I think I'll go for an old bass head. I'll be killing two birds with one stone really as I am now a bassist in my first 'proper' band. They seem pretty expensive though, so does anyone know if a solid state head will to the job? Also, I don't know much about bass amps, so will one will be able to give me enough gain or fuzz, or will I definitely need a boost? I think I've only seen about 2 bass amps ever which actually preamp gain.

Thanks for the help everyone.


----------



## Meldville (Mar 31, 2009)

Thin_Ice_77 said:


> I've researched what Josh Homme used in the Kyuss days and here's what Wikipedia says
> 
> 
> 
> ...



You'll definitely want a boost/fuzz in front of it, a bass head itself will not give you that kind of tone.


----------



## poopyalligator (Mar 31, 2009)

get a randall head, one of the really high wattage ones (cyclone,titan). I have a cyclone and it can achieve stoner metal tone fairly easily. If you are not fully cranked it sounds a little muddy. It also has a built in eq also. So you can do even further adjustments to it. You can use it for a bunch of other styles also.


----------



## Panterica (Mar 31, 2009)

i can turn the presence or whatever that fuckin knob is on my Savage and get it pretty much dead by lowering the gain and playing through a ampeg 4x15 or something


----------



## Nightcrawler (Mar 31, 2009)

Ampeg V4 head 
Ratt distortion

most importantly, get some good weed and the tone will come to ya


----------



## Stealthdjentstic (Mar 31, 2009)

For a second there i thought the title was "Cheap head for stoner"


----------



## Thin_Ice_77 (Mar 31, 2009)

^^ It still applies


----------



## maat (Mar 31, 2009)

Behringer Ultrabass BX4210A <<Awesome.

Two things though, you'll have to swap the speakers to midrange drivers and get an extra cab.

You'll need a distortion pedal.
The ones I'd recommend are...
Line6 UberMetal
Ram's Head Big Muff Pi.
Sandford & Sonny Bluebeard Fuzz
EarthQuaker Devices _Hoof Fuzz Pedal

_


----------



## metalmonster (Apr 23, 2009)

an used fender bassman ? 

hey , why not ... and a danelectro baritone guitar (they just released uber-cool guitars looking like jazzmasters) and fuzzboxes . A setup of this kind would rule , man ! not the clich&#233; stoner rig , but a cool rig ...


----------



## Tukaar (Apr 24, 2009)

Okay. What I've been REALLY satisfied with lately is a Fender FM100H head with a Fender FM412 cabinet with an MXR Blue Box and an MXR Distortion + front ending it. Also, in the loop, I have a Boss DD-3 Delay.

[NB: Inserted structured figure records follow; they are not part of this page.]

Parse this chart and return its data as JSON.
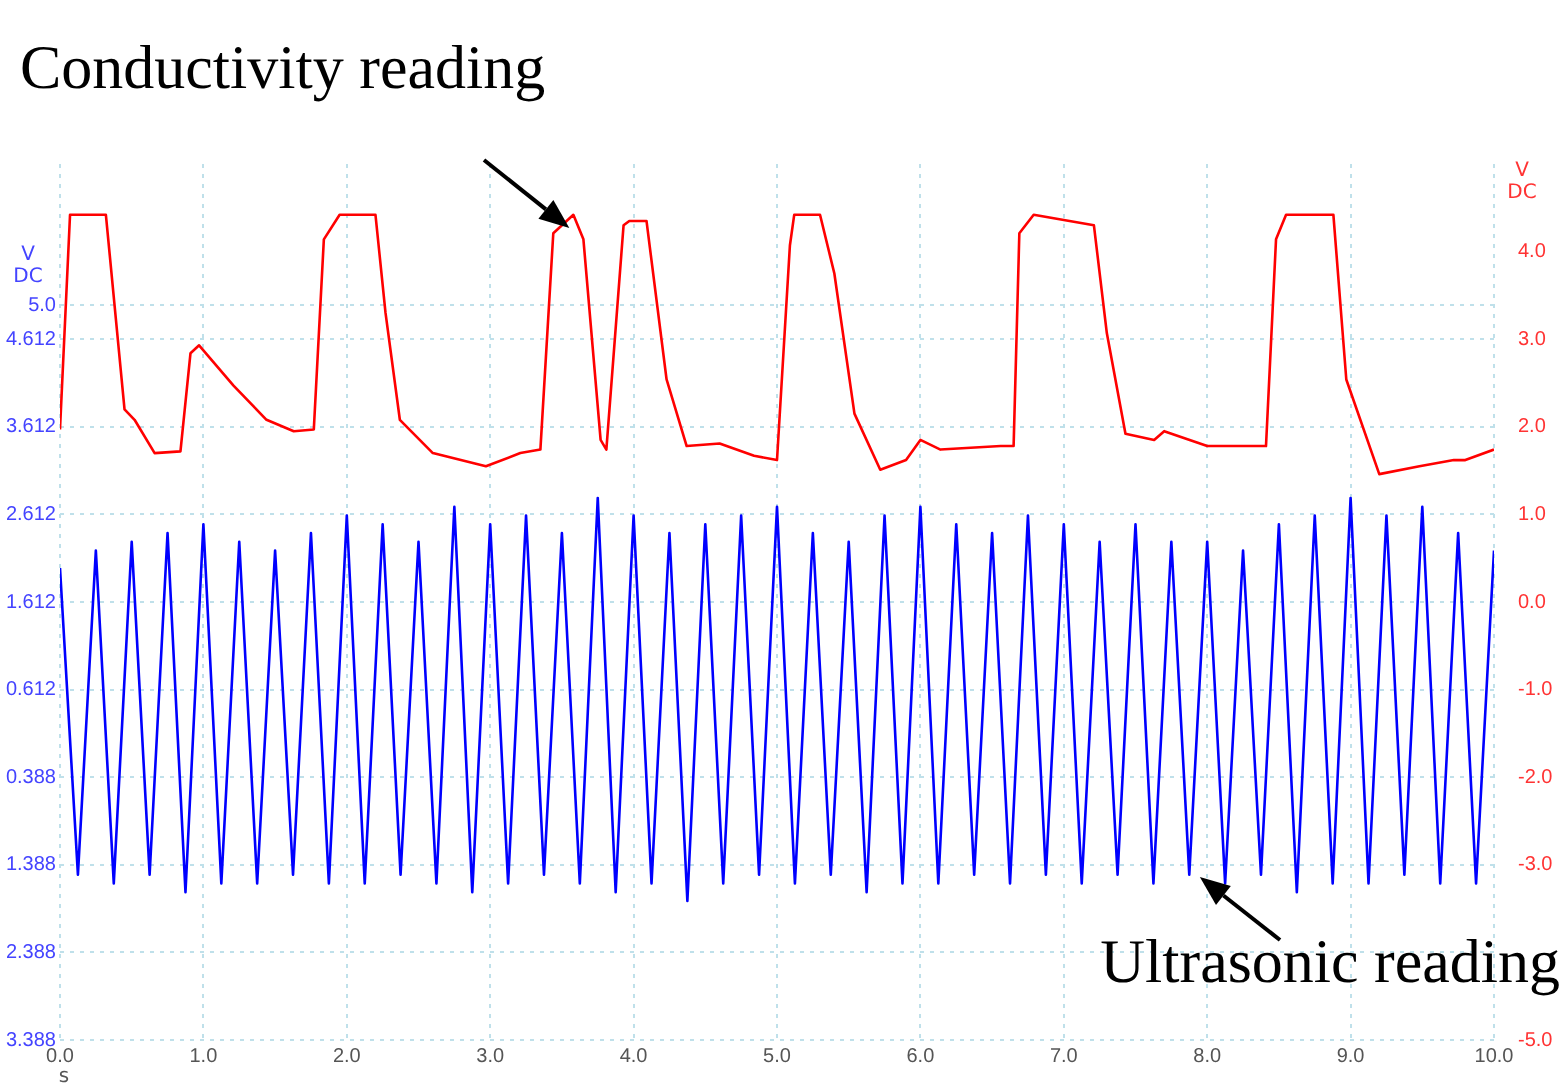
{
  "chart_data": {
    "type": "line",
    "annotations": [
      {
        "text": "Conductivity reading",
        "x": 3.65,
        "y": 5.752
      },
      {
        "text": "Ultrasonic reading",
        "x": 7.85,
        "y": -1.4
      }
    ],
    "xlabel": "s",
    "ylabel": "V DC",
    "y2label": "V DC",
    "xlim": [
      0,
      10
    ],
    "xticks": [
      {
        "value": 0,
        "label": "0.0"
      },
      {
        "value": 1,
        "label": "1.0"
      },
      {
        "value": 2,
        "label": "2.0"
      },
      {
        "value": 3,
        "label": "3.0"
      },
      {
        "value": 4,
        "label": "4.0"
      },
      {
        "value": 5,
        "label": "5.0"
      },
      {
        "value": 6,
        "label": "6.0"
      },
      {
        "value": 7,
        "label": "7.0"
      },
      {
        "value": 8,
        "label": "8.0"
      },
      {
        "value": 9,
        "label": "9.0"
      },
      {
        "value": 10,
        "label": "10.0"
      }
    ],
    "ylim": [
      -3.388,
      6.612
    ],
    "yticks": [
      {
        "value": 5,
        "label": "5.0"
      },
      4.612,
      3.612,
      2.612,
      1.612,
      0.612,
      {
        "value": -0.388,
        "label": "0.388"
      },
      {
        "value": -1.388,
        "label": "1.388"
      },
      {
        "value": -2.388,
        "label": "2.388"
      },
      {
        "value": -3.388,
        "label": "3.388"
      }
    ],
    "y2lim": [
      -5,
      5
    ],
    "y2ticks": [
      {
        "value": 4,
        "label": "4.0"
      },
      {
        "value": 3,
        "label": "3.0"
      },
      {
        "value": 2,
        "label": "2.0"
      },
      {
        "value": 1,
        "label": "1.0"
      },
      {
        "value": 0,
        "label": "0.0"
      },
      {
        "value": -1,
        "label": "-1.0"
      },
      {
        "value": -2,
        "label": "-2.0"
      },
      {
        "value": -3,
        "label": "-3.0"
      },
      {
        "value": -5,
        "label": "-5.0"
      }
    ],
    "grid": true,
    "legend": false,
    "marker": "none",
    "line_style": "solid",
    "series": [
      {
        "color": "#0000ff",
        "x": [
          0,
          0.125,
          0.25,
          0.375,
          0.5,
          0.625,
          0.75,
          0.875,
          1,
          1.125,
          1.25,
          1.375,
          1.5,
          1.625,
          1.75,
          1.875,
          2,
          2.125,
          2.25,
          2.375,
          2.5,
          2.625,
          2.75,
          2.875,
          3,
          3.125,
          3.25,
          3.375,
          3.5,
          3.625,
          3.75,
          3.875,
          4,
          4.125,
          4.25,
          4.375,
          4.5,
          4.625,
          4.75,
          4.875,
          5,
          5.125,
          5.25,
          5.375,
          5.5,
          5.625,
          5.75,
          5.875,
          6,
          6.125,
          6.25,
          6.375,
          6.5,
          6.625,
          6.75,
          6.875,
          7,
          7.125,
          7.25,
          7.375,
          7.5,
          7.625,
          7.75,
          7.875,
          8,
          8.125,
          8.25,
          8.375,
          8.5,
          8.625,
          8.75,
          8.875,
          9,
          9.125,
          9.25,
          9.375,
          9.5,
          9.625,
          9.75,
          9.875,
          10
        ],
        "values": [
          2.0,
          -1.5,
          2.2,
          -1.6,
          2.3,
          -1.5,
          2.4,
          -1.7,
          2.5,
          -1.6,
          2.3,
          -1.6,
          2.2,
          -1.5,
          2.4,
          -1.6,
          2.6,
          -1.6,
          2.5,
          -1.5,
          2.3,
          -1.6,
          2.7,
          -1.7,
          2.5,
          -1.6,
          2.6,
          -1.5,
          2.4,
          -1.6,
          2.8,
          -1.7,
          2.6,
          -1.6,
          2.4,
          -1.8,
          2.5,
          -1.6,
          2.6,
          -1.5,
          2.7,
          -1.6,
          2.4,
          -1.5,
          2.3,
          -1.7,
          2.6,
          -1.6,
          2.7,
          -1.6,
          2.5,
          -1.5,
          2.4,
          -1.6,
          2.6,
          -1.5,
          2.5,
          -1.6,
          2.3,
          -1.5,
          2.5,
          -1.6,
          2.3,
          -1.5,
          2.3,
          -1.6,
          2.2,
          -1.5,
          2.5,
          -1.7,
          2.6,
          -1.6,
          2.8,
          -1.6,
          2.6,
          -1.5,
          2.7,
          -1.6,
          2.4,
          -1.6,
          2.2
        ]
      },
      {
        "color": "#ff0000",
        "axis": "y2",
        "x": [
          0,
          0.07,
          0.32,
          0.45,
          0.52,
          0.66,
          0.84,
          0.91,
          0.97,
          1.21,
          1.44,
          1.63,
          1.77,
          1.84,
          1.95,
          2.2,
          2.27,
          2.37,
          2.6,
          2.97,
          3.21,
          3.35,
          3.44,
          3.58,
          3.65,
          3.77,
          3.81,
          3.93,
          3.97,
          4.09,
          4.23,
          4.37,
          4.6,
          4.84,
          5.0,
          5.09,
          5.12,
          5.3,
          5.4,
          5.54,
          5.72,
          5.9,
          6.0,
          6.14,
          6.56,
          6.65,
          6.69,
          6.79,
          7.21,
          7.3,
          7.43,
          7.63,
          7.7,
          8.0,
          8.41,
          8.48,
          8.55,
          8.88,
          8.97,
          9.2,
          9.48,
          9.72,
          9.8,
          10
        ],
        "values": [
          1.97,
          4.42,
          4.42,
          2.2,
          2.08,
          1.7,
          1.72,
          2.84,
          2.93,
          2.47,
          2.08,
          1.95,
          1.97,
          4.14,
          4.42,
          4.42,
          3.3,
          2.08,
          1.7,
          1.55,
          1.7,
          1.74,
          4.21,
          4.42,
          4.14,
          1.85,
          1.74,
          4.3,
          4.35,
          4.35,
          2.54,
          1.78,
          1.81,
          1.67,
          1.62,
          4.07,
          4.42,
          4.42,
          3.75,
          2.15,
          1.51,
          1.62,
          1.85,
          1.74,
          1.78,
          1.78,
          4.21,
          4.42,
          4.3,
          3.07,
          1.92,
          1.85,
          1.95,
          1.78,
          1.78,
          4.14,
          4.42,
          4.42,
          2.54,
          1.46,
          1.55,
          1.62,
          1.62,
          1.74
        ]
      }
    ]
  }
}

Pretty thick sound. Getting ready to switch out the MXR's for a RAT, though.


----------



## liamlw (May 21, 2009)

he mixed his gear a lot.
watch videos on youtube, marshall heads and 4x12 cabinet, sometimes 4x10, 8x10 bass cab, 2x15. and normally with an ampeg guitar/bass head. some of the time he is using Tubeworks Mosvalve bass head for power amp, he mixes it up a lot.
get a nice fuzz with a cranked old tube amp, tone adjusted and you're there imo


----------



## Justin Bailey (May 21, 2009)

a valvestate will do you good.


----------



## dorfmeister (Nov 8, 2009)

Traynor YBA-1 + A Dwarfcraft Devices Eau Claire Thunder.

Basically a vintage Marshall JTM45 without the high cost and a Big Muff Variant with huge bass response.


----------



## Ketzer (Nov 8, 2009)

I suppose it's really convenient that he already has an 8100, then 

I got great stoner tone out of my old Madison Divinity II. I don't think those come with a way to de-saturate them. Example: I ran a modded TS7 in front of the gain channel with the gain on 5, and got no perceptible increase in gain or volume, only more feedback. I was running it through an early 90s Mesa 2x15 for a while... fucking oppressive as hell.


----------



## ellengtrgrl (Nov 8, 2009)

If you can find them, most of the Sovtek heads are pretty cheap, and the do great stoner tone.


----------



## Randy (Nov 8, 2009)

^


That, with a hot-OD or a distortion pedal backed off most of the way (a Big Muff or Metal Muff). The Sovtek will give you the bite and the OD will give you a little bit of "fuzz".


----------



## Thin_Ice_77 (Nov 8, 2009)

6 month old bump ftw 

Isn't really needed anymore, but this information may well be useful for someone else


----------



## christpuncher66 (Nov 9, 2009)

ellengtrgrl said:


> If you can find them, most of the Sovtek heads are pretty cheap, and the do great stoner tone.



ive seen two stoner bands live using sovtek amps and they sound perfect. fuzzed out, loud, bassy, old school. they are awesome for stoner. big muffs are classic. and v30's help too for low end and creamy mids. 

for more expensive tastes old marshalls, sunn, orange, electric amp usa, and matamp are unbeatable


----------



## chips400 (Nov 10, 2009)

marshall valvestate


----------